We should recognize effort, and nurture it, but we also have to teach people to be accountable, to set/work toward/achieve goals, etc. In an ideal world, as an educator, if someone comes to me and says "I'm working so hard but not getting the result I want," would be an opportunity to see what that effort looks like and try to doctor it and make it more effective.

Unfortunately, a lot of people aren't open to that kind of thing. It's not the sort of thing that gets taught properly, either to educators or to students. Mentoring is hard, takes a lot of energy, and many teachers are overworked as it is. In short, I think the system fails because it's understaffed, standards for educators are out of whack, and the pay (especially in primary education) is laughable.

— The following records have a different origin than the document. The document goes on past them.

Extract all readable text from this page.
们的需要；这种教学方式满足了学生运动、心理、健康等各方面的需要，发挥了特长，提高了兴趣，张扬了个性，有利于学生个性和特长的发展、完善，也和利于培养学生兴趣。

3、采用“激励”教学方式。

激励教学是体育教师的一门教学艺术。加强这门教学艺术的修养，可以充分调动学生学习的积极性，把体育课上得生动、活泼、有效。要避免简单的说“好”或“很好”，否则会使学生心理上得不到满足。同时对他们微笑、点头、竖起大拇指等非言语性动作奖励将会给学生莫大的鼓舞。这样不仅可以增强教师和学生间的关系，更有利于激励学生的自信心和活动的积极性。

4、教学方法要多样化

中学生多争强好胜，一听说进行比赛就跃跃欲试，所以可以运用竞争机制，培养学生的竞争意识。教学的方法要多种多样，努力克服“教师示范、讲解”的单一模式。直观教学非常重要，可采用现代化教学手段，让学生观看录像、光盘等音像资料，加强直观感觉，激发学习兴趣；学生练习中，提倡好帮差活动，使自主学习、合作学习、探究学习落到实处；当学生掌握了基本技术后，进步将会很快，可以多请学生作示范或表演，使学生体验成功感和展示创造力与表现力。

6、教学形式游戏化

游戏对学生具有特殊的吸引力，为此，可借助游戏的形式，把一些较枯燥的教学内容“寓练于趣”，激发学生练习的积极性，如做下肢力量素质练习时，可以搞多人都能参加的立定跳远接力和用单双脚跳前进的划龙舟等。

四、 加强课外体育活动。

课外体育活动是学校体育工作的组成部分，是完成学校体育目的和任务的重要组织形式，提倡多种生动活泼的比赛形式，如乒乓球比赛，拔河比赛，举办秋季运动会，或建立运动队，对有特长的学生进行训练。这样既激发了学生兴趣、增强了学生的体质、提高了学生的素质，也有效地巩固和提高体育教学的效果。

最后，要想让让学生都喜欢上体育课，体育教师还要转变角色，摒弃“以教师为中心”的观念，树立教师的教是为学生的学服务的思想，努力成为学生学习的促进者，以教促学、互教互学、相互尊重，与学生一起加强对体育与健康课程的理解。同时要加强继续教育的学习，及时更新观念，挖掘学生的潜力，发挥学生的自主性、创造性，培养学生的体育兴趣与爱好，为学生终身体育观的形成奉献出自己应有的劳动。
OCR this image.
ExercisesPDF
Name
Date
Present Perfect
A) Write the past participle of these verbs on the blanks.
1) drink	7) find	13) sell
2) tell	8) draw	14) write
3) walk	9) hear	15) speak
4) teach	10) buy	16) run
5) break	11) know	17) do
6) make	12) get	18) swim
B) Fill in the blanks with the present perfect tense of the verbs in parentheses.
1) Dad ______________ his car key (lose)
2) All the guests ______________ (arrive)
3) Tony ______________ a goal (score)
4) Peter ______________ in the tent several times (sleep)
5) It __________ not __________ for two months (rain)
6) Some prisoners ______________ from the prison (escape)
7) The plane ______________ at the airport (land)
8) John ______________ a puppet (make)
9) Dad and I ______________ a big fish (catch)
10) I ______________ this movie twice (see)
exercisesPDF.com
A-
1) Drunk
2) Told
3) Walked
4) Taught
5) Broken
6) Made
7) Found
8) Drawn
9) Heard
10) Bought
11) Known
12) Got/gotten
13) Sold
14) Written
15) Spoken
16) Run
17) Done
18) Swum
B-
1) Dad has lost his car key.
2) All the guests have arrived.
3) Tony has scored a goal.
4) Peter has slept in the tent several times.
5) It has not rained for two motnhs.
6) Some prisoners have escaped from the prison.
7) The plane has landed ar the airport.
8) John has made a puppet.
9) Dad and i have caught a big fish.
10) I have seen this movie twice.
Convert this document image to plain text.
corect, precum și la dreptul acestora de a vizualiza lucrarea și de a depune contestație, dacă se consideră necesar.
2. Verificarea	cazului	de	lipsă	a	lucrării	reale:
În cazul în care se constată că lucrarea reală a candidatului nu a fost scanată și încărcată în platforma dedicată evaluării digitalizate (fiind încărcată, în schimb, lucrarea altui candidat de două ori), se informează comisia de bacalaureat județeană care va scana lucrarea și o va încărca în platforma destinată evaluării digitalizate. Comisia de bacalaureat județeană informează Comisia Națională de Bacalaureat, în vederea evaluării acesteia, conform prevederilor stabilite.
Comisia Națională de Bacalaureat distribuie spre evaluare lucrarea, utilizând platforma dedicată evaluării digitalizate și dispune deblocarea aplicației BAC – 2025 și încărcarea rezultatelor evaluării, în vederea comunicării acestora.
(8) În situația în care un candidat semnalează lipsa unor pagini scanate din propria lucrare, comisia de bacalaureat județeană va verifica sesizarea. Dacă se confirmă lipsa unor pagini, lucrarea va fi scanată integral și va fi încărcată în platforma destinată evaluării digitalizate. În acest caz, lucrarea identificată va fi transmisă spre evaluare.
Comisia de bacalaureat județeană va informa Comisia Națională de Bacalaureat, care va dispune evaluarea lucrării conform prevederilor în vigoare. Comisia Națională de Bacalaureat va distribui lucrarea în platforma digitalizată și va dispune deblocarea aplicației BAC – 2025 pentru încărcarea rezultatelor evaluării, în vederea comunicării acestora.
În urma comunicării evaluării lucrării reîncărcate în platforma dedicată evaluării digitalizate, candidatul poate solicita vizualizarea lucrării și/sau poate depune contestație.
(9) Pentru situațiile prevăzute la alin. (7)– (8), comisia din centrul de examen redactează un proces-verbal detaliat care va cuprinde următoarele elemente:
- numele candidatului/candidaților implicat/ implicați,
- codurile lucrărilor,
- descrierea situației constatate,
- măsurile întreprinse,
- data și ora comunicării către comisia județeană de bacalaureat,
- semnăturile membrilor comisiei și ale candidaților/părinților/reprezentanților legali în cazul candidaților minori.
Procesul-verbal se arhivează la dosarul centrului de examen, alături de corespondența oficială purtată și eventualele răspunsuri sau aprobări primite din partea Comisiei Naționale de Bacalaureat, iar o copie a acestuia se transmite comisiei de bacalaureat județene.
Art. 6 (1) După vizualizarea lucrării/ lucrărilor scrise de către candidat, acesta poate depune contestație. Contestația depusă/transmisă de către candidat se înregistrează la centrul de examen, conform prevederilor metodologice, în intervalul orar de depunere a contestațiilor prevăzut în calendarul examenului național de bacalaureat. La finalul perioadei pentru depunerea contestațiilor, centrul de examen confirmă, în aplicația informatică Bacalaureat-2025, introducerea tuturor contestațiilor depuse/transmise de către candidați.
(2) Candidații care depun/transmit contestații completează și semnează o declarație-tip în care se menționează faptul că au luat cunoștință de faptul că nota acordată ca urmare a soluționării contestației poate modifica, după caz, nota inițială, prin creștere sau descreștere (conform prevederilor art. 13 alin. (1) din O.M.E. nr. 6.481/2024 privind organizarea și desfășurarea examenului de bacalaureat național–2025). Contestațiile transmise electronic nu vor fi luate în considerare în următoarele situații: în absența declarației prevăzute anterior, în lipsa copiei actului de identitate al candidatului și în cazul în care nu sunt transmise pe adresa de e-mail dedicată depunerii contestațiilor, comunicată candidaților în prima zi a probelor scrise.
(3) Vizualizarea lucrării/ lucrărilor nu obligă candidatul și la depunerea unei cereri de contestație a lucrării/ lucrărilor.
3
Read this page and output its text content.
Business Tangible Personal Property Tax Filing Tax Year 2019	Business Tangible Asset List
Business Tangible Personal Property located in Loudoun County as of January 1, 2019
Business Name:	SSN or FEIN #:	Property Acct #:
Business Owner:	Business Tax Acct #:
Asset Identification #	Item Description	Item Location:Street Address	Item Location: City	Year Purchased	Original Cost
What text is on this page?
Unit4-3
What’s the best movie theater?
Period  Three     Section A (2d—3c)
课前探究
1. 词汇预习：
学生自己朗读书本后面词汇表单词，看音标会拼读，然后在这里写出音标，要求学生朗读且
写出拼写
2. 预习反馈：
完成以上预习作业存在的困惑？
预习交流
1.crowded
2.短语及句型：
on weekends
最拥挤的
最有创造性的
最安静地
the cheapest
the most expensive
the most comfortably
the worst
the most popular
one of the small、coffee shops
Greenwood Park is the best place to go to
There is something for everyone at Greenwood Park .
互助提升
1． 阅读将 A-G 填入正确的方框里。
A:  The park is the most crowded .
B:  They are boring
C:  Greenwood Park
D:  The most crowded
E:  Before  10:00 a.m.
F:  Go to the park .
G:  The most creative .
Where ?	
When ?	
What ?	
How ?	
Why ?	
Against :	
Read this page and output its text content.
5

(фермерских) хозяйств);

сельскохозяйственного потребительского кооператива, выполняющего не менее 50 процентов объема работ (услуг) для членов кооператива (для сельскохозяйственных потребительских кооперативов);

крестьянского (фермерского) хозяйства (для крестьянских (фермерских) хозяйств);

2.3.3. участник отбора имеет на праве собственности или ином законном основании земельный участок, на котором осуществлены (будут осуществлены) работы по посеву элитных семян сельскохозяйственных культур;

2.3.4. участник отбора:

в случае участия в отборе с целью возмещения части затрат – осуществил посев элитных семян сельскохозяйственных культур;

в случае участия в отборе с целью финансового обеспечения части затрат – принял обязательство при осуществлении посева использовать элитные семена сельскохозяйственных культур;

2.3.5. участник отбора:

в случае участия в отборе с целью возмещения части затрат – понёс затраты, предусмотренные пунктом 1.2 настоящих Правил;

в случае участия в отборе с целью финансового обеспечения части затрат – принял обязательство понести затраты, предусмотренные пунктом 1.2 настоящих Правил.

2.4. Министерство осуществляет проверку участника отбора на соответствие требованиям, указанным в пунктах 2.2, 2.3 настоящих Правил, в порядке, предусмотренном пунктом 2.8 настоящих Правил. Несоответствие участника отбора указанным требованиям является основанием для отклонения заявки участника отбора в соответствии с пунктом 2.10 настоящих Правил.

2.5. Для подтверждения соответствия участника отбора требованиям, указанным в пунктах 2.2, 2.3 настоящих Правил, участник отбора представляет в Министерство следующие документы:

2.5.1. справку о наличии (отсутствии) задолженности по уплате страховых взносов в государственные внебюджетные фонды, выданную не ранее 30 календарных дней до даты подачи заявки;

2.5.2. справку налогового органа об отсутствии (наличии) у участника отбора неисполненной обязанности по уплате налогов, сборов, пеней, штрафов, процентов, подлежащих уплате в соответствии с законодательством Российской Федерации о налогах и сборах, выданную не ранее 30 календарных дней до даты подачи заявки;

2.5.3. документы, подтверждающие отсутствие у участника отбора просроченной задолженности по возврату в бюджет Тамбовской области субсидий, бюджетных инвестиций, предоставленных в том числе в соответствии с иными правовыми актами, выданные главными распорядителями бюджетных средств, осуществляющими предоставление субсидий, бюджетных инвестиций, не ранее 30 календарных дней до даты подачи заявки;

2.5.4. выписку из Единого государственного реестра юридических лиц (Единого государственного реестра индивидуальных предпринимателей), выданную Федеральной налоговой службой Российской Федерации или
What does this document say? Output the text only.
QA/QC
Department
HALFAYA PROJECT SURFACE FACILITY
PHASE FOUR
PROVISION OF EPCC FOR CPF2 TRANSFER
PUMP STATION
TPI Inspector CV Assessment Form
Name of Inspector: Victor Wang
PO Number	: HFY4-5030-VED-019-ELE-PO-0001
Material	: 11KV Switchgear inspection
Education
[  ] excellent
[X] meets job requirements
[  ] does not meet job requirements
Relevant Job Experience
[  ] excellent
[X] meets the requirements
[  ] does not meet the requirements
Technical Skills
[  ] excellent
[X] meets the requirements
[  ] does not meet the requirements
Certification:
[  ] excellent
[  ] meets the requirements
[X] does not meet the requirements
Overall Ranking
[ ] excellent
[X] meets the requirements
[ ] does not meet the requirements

Plus, because of grade inflation, a prof who enforces C-as-default can be terrifying to students for all the wrong reasons. These people are outliers and grade on a different scale. For students, just from a pragmatic standpoint, that's very hard to cope with because of the chilling effect it has on a person's lifetime prospects. The sad thing is that it isn't the professor's fault, and a fair grade isn't the problem. Grade inflation is the problem.

Earnestness is good. Effort is good. Achievement is good. But if we're going to reward people, we need to be very clear what we're rewarding them for, and why.

Date: 2009-02-19 05:42 pm (UTC)
From: (Anonymous)
Yes. Yes yes yes. You said everything I didn't know how to.

Date: 2009-02-19 05:42 pm (UTC)
From: [identity profile] haste.livejournal.com
Er. That was my comment. I wasn't logged in.